Since the game can not stand the world’s size, it begins to morph into something else, something that does not make sense and does not fit into the game’s concept. The game’s creator posted a blog article while he was working on the game, saying that Minecraft-like infinite worlds are not exactly infinite, but rather have no “hard limit. It will just get buggier and buggier the further out you are.”
Kurt Mac is headed towards the buggy grey zone of Minecraft, and he has managed to make a living out of it. His YouTube channel that chronicles his journey, Far Lands or Burst!, has accumulated over 300.000 subscribers. By now, it generates advertising revenue enough to let Kurt quit his job as a web designer and dedicate his time to activities more pleasant and rewarding, such as Minecraft gaming and fundraising for charity causes, such as Child’s Play, for which Kurt helped raise over $250.000. The charity initiative is aimed at improving the lives of sick children who have to spend some time in the hospitals. Basically, the folks at Child’s Play bring toys and games kids can play while hospitalized. Not bad for a guy who spends his working hours wandering in the wilds of Minecraft!
On his crusade, Mac travels with bare necessities only – a sword and an axe. He travels with a trusted buddy Wolfie, a tamed wolf he found in Season 1. Thousands of YouTube followers watch him and encourage. As he walks further into the unknown, uninhabited lands of wide, cubed lands of Minecraft, he narrates each episode of his journey.
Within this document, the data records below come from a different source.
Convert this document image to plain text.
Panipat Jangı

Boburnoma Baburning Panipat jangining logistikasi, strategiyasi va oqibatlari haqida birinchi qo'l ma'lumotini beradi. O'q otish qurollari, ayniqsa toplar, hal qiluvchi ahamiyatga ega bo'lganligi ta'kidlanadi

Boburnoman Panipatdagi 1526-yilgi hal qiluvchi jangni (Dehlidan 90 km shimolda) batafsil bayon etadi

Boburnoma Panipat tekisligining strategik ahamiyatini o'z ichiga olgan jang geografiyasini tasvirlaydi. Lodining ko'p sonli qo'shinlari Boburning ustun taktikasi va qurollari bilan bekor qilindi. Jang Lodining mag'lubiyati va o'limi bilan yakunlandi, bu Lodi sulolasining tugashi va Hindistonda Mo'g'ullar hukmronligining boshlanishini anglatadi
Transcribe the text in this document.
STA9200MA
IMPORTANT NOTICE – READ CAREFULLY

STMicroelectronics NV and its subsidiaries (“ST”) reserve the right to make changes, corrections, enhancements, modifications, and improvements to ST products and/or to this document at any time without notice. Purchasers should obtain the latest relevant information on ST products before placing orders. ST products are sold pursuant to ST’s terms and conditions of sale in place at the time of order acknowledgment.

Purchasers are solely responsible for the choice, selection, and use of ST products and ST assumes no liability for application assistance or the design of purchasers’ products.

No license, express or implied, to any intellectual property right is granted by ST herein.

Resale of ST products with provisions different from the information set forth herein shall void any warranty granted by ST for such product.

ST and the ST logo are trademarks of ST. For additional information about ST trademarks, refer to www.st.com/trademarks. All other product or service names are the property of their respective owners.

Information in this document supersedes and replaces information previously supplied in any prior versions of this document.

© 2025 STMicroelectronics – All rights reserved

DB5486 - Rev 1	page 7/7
“The series transformed into a sort of podcast, where the topics I talk about might have little to do with the journey itself,” Mac said in an interview with the New Yorker. “Of course, it is always exciting when Minecraft re-grabs my attention with a perilous cliff, a zombie attack, or a memorable landscape, and I remember the journey I’m on.”
Kurt admits that it is the journey that matters, not the destination itself. At some point, he would stop and admire the unexplored lands around him, where he would be the first and probably the last human to reach.